En Espagne, le sanctuaire de primates le plus ancien s’appelle Rainfer. Il a ouvert ses portes il y a plus de vingt ans et est dirigé par son fondateur, le biologiste Guillermo Bustelo.

L’objectif de Rainfer consiste à héberger à vie des primates de différentes espèces car ces animaux ne peuvent pas être relâchés dans la nature. De fait, beaucoup d’entre eux sont à peine capables de socialiser avec d’autres membres de leur espèce.

Le centre se situe dans un lieu secret de Madrid. Il peut ainsi préserver les primates de tout désagrément et danger. Vous pouvez le visiter le week-end pour découvrir les histoires des différents résidents du centre et pour apporter une aide financière au centre.

AAP Primadomus, un sanctuaire pour différentes espèces

AAP Primadomus est un centre fondé par une association hollandaise connue sous le nom de AAP. L’association a décidé d’ouvrir un centre à Alicante vu que l’Espagne est considérée comme la porte d’entrée du trafic illégal en Europe, surtout du trafic de la faune du Maroc et d’autres pays du nord de l’Afrique.

Ce centre accueille différents types d’espèces. Il est spécialisé dans les primates. Néanmoins, il abrite aussi de grands félins qui proviennent de cirques. Ce centre n’est qu’un centre de secours. La plupart des animaux qui y vivent sont ensuite déplacés vers des zoos de qualité, que l’ONG se charge d’évaluer elle-même. Ces animaux ne peuvent, en effet, pas être relâchés dans la nature. Primadomus peut ainsi continuer à sauver d’autres animaux.
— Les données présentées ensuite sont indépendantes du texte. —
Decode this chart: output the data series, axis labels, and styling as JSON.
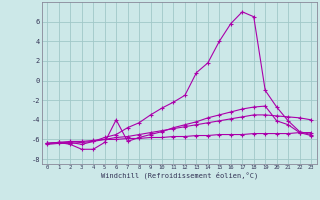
{
  "xlabel": "Windchill (Refroidissement éolien,°C)",
  "background_color": "#cce8e8",
  "grid_color": "#a0c8c8",
  "line_color": "#aa00aa",
  "x_ticks": [
    0,
    1,
    2,
    3,
    4,
    5,
    6,
    7,
    8,
    9,
    10,
    11,
    12,
    13,
    14,
    15,
    16,
    17,
    18,
    19,
    20,
    21,
    22,
    23
  ],
  "xlim": [
    -0.5,
    23.5
  ],
  "ylim": [
    -8.5,
    8.0
  ],
  "yticks": [
    -8,
    -6,
    -4,
    -2,
    0,
    2,
    4,
    6
  ],
  "series": {
    "flat": [
      -6.4,
      -6.3,
      -6.2,
      -6.2,
      -6.1,
      -6.0,
      -6.0,
      -5.9,
      -5.9,
      -5.8,
      -5.8,
      -5.7,
      -5.7,
      -5.6,
      -5.6,
      -5.5,
      -5.5,
      -5.5,
      -5.4,
      -5.4,
      -5.4,
      -5.4,
      -5.3,
      -5.3
    ],
    "gradual": [
      -6.5,
      -6.4,
      -6.4,
      -6.3,
      -6.2,
      -6.0,
      -5.8,
      -5.7,
      -5.5,
      -5.3,
      -5.1,
      -4.9,
      -4.7,
      -4.5,
      -4.3,
      -4.1,
      -3.9,
      -3.7,
      -3.5,
      -3.5,
      -3.6,
      -3.7,
      -3.8,
      -4.0
    ],
    "zigzag": [
      -6.4,
      -6.3,
      -6.5,
      -7.0,
      -7.0,
      -6.3,
      -4.0,
      -6.2,
      -5.8,
      -5.5,
      -5.2,
      -4.8,
      -4.5,
      -4.2,
      -3.8,
      -3.5,
      -3.2,
      -2.9,
      -2.7,
      -2.6,
      -4.1,
      -4.5,
      -5.3,
      -5.6
    ],
    "main": [
      -6.4,
      -6.3,
      -6.3,
      -6.5,
      -6.2,
      -5.8,
      -5.5,
      -4.8,
      -4.3,
      -3.5,
      -2.8,
      -2.2,
      -1.5,
      0.8,
      1.8,
      4.0,
      5.8,
      7.0,
      6.5,
      -1.0,
      -2.7,
      -4.1,
      -5.2,
      -5.5
    ]
  }
}
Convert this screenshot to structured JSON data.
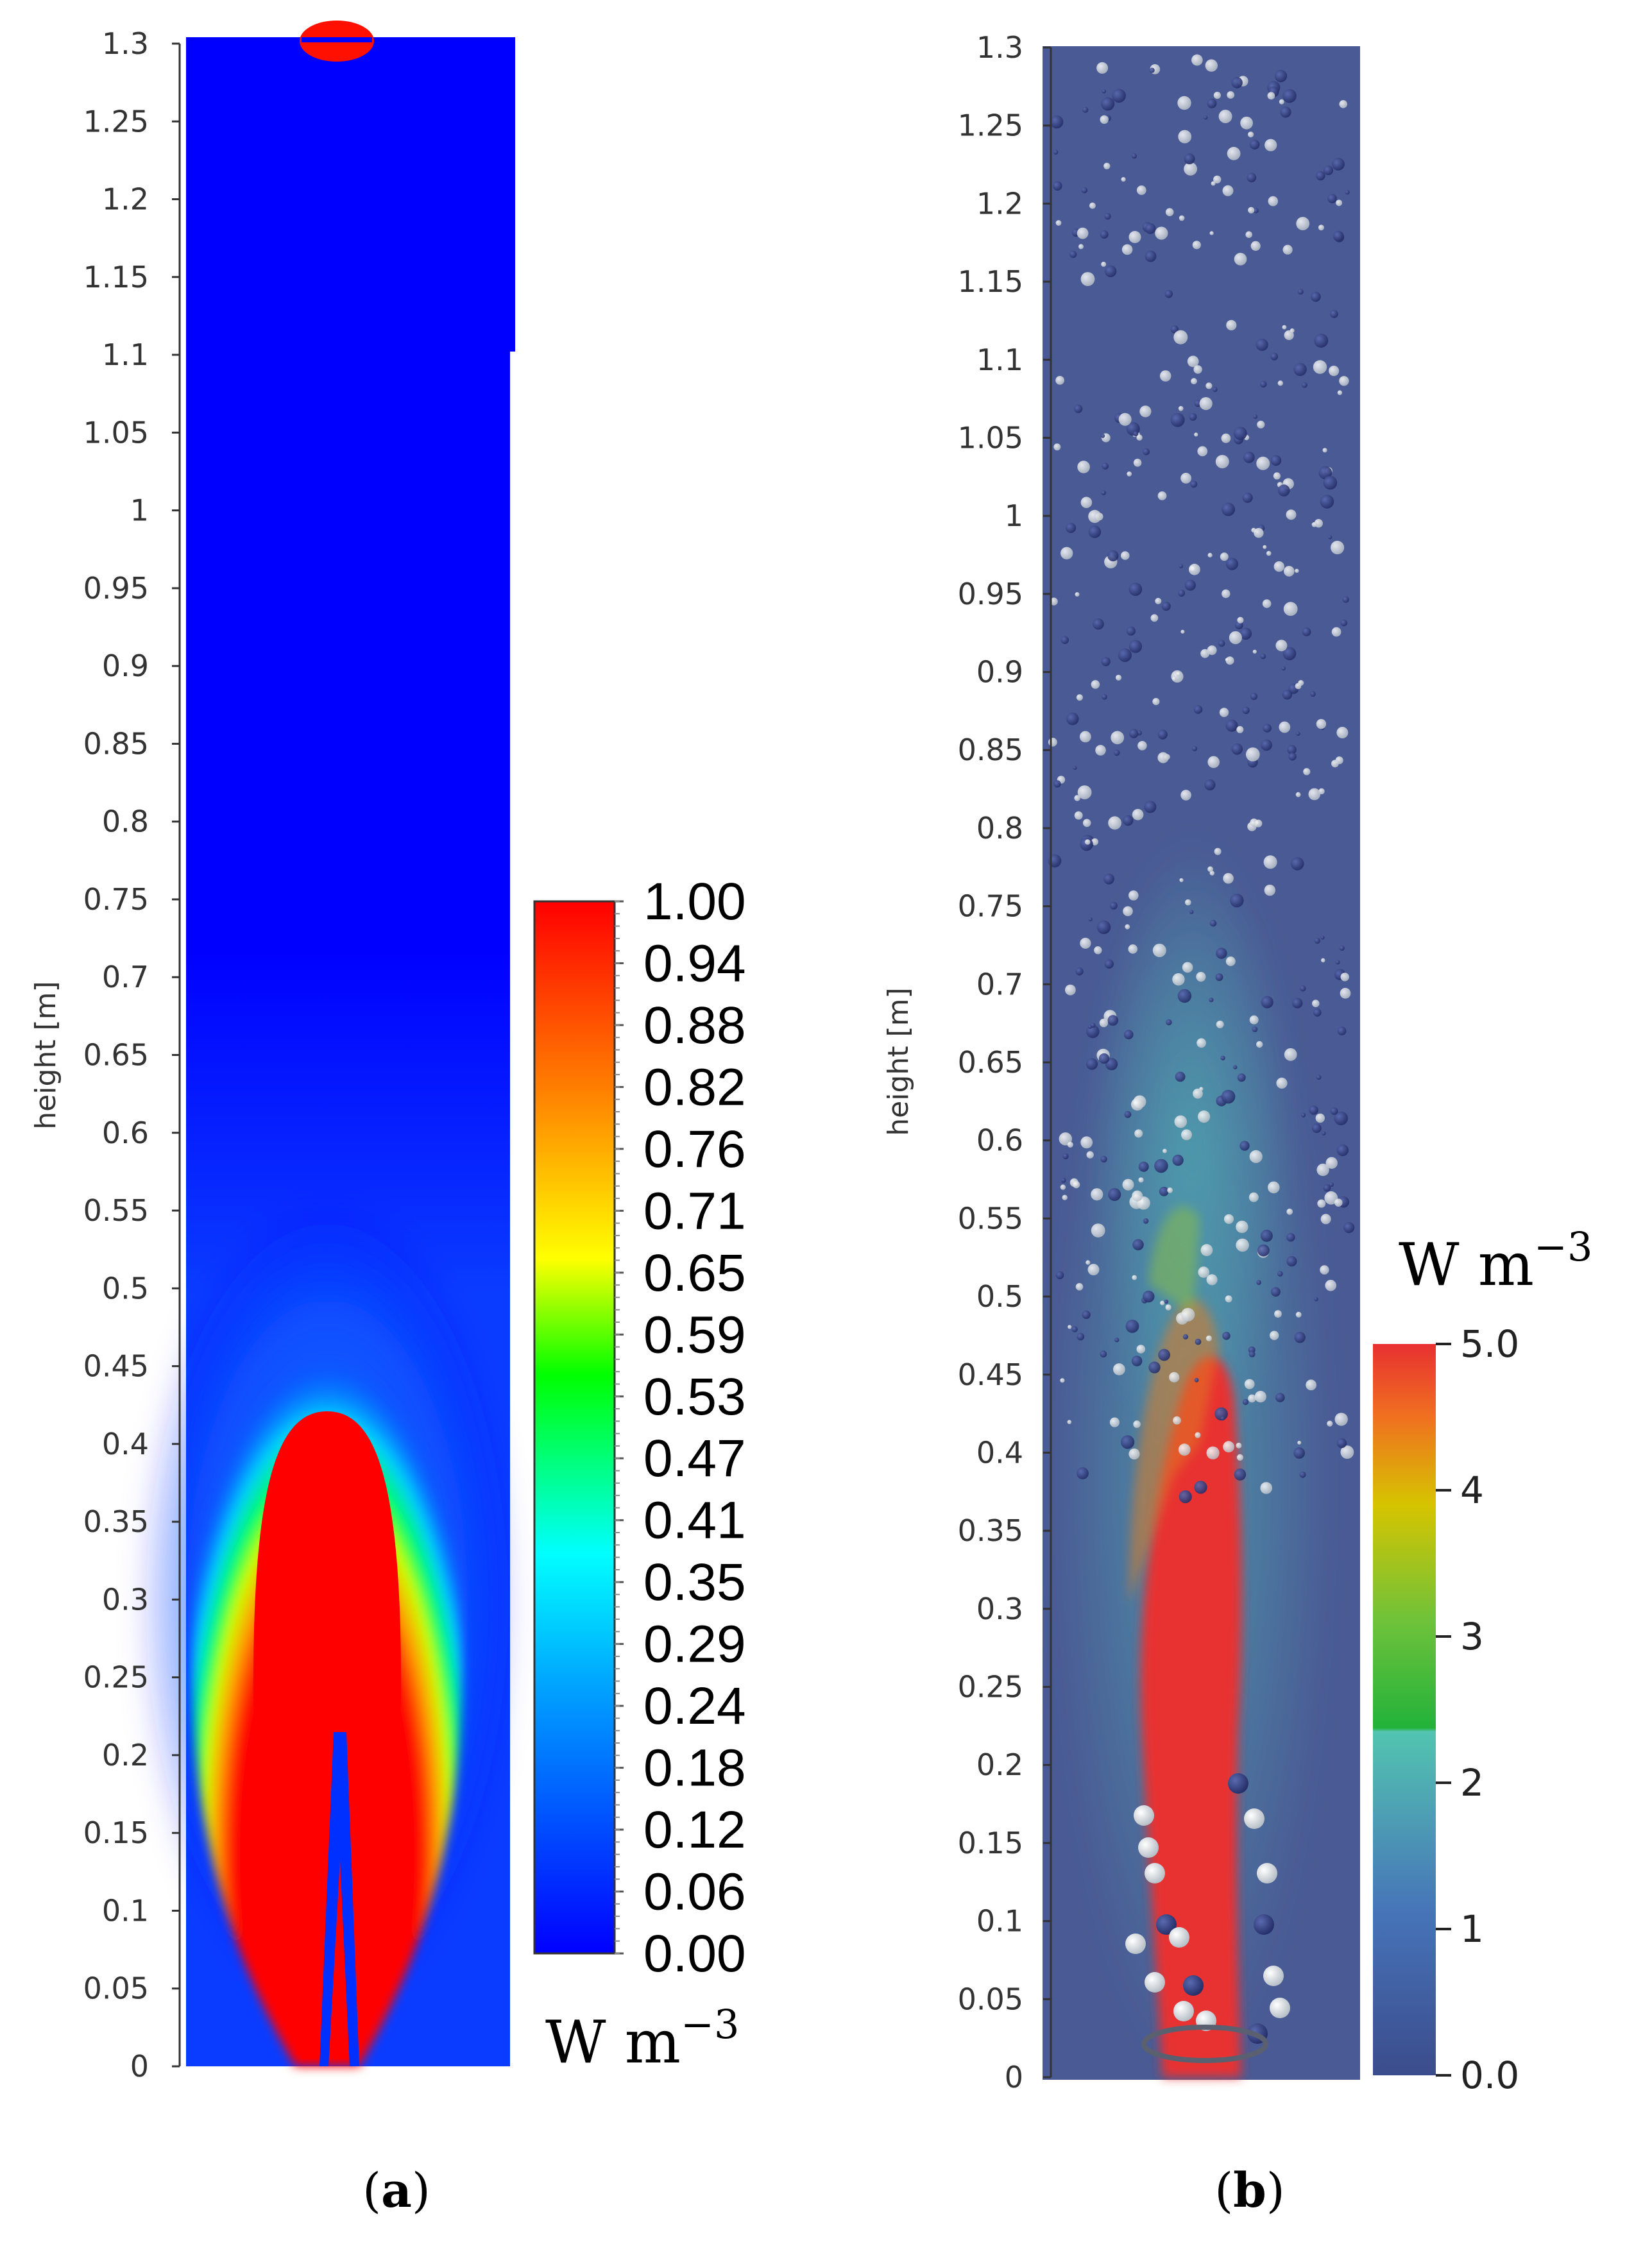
{
  "panels": [
    {
      "id": "a",
      "label_open": "(",
      "label_letter": "a",
      "label_close": ")",
      "ylabel": "height [m]",
      "ylim": [
        0,
        1.3
      ],
      "yticks": [
        "0",
        "0.05",
        "0.1",
        "0.15",
        "0.2",
        "0.25",
        "0.3",
        "0.35",
        "0.4",
        "0.45",
        "0.5",
        "0.55",
        "0.6",
        "0.65",
        "0.7",
        "0.75",
        "0.8",
        "0.85",
        "0.9",
        "0.95",
        "1",
        "1.05",
        "1.1",
        "1.15",
        "1.2",
        "1.25",
        "1.3"
      ],
      "colorbar_ticks": [
        "1.00",
        "0.94",
        "0.88",
        "0.82",
        "0.76",
        "0.71",
        "0.65",
        "0.59",
        "0.53",
        "0.47",
        "0.41",
        "0.35",
        "0.29",
        "0.24",
        "0.18",
        "0.12",
        "0.06",
        "0.00"
      ],
      "colorbar_unit_base": "W m",
      "colorbar_unit_exp": "−3",
      "colormap": [
        "#0000ff",
        "#00ffff",
        "#00ff00",
        "#ffff00",
        "#ff0000"
      ]
    },
    {
      "id": "b",
      "label_open": "(",
      "label_letter": "b",
      "label_close": ")",
      "ylabel": "height [m]",
      "ylim": [
        0,
        1.3
      ],
      "yticks": [
        "0",
        "0.05",
        "0.1",
        "0.15",
        "0.2",
        "0.25",
        "0.3",
        "0.35",
        "0.4",
        "0.45",
        "0.5",
        "0.55",
        "0.6",
        "0.65",
        "0.7",
        "0.75",
        "0.8",
        "0.85",
        "0.9",
        "0.95",
        "1",
        "1.05",
        "1.1",
        "1.15",
        "1.2",
        "1.25",
        "1.3"
      ],
      "colorbar_ticks": [
        "5.0",
        "4",
        "3",
        "2",
        "1",
        "0.0"
      ],
      "colorbar_range": [
        0,
        5
      ],
      "colorbar_unit_base": "W m",
      "colorbar_unit_exp": "−3",
      "colormap": [
        "#3b4c8c",
        "#3f7fbf",
        "#52c4b0",
        "#22b23a",
        "#d6c400",
        "#f07020",
        "#e83030"
      ]
    }
  ]
}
Fondation MONA, un sanctuaire de primates scientifique

La Fondation MONA est un sanctuaire de primates spécialisé dans les chimpanzés qui abrite un petit nombre d’animaux. Il peut ainsi s’en occuper dans les meilleures conditions. Situé près de Gérone, ce refuge accueille les anciennes stars du cinéma et les victimes du trafic illégal. Il a été fondé par la vétérinaire Olga Feliu.

Ce centre a plus de 15 ans. Il se montre très actif pour mener des recherches dans le but de favoriser la conservation et la compréhension de ces animaux. Chaque année, il organise des cours et délivre des diplômes en primatologie. Il consacre également une part de son énergie à la protection de ces animaux.

Comment puis-je aider les sanctuaires de primates ?

Pour pouvez découvrir tous ces centres en suivant une visite guidée. Celle-ci vous permettra de connaitre les conséquences et les histoires qui se cachent derrière le trafic d’animaux sauvages. Vous aiderez ainsi, par la même occasion, le centre.

chimpanzé dans un sanctuaire de primates qui tend le bras

Contrairement aux zoos, ces centres organisent des visites guidées en petits groupes. Ainsi, les animaux sont moins stressés car ils voient moins de personnes au quotidien.

Même s’ils peuvent compter sur un grand groupe de travailleurs, les sanctuaires ont besoin de l’aide de bénévoles. Les trois sanctuaires cités précédemment proposent des programmes de bénévolat pour tous ceux qui souhaitent donner un coup de main pour nettoyer et nourrir les animaux.

Il est également possible de parrainer certains résidents. Vous pouvez alors faire des dons ou même apporter certains objets pour enrichir l’environnement des animaux. Vous aiderez ainsi les sanctuaires à améliorer les conditions de vie des primates victimes de l’homme.

Le travail de ces centres nous redonne l’espoir de nous réconcilier avec les animaux sauvages, en particulier nos cousins, les primates non humains.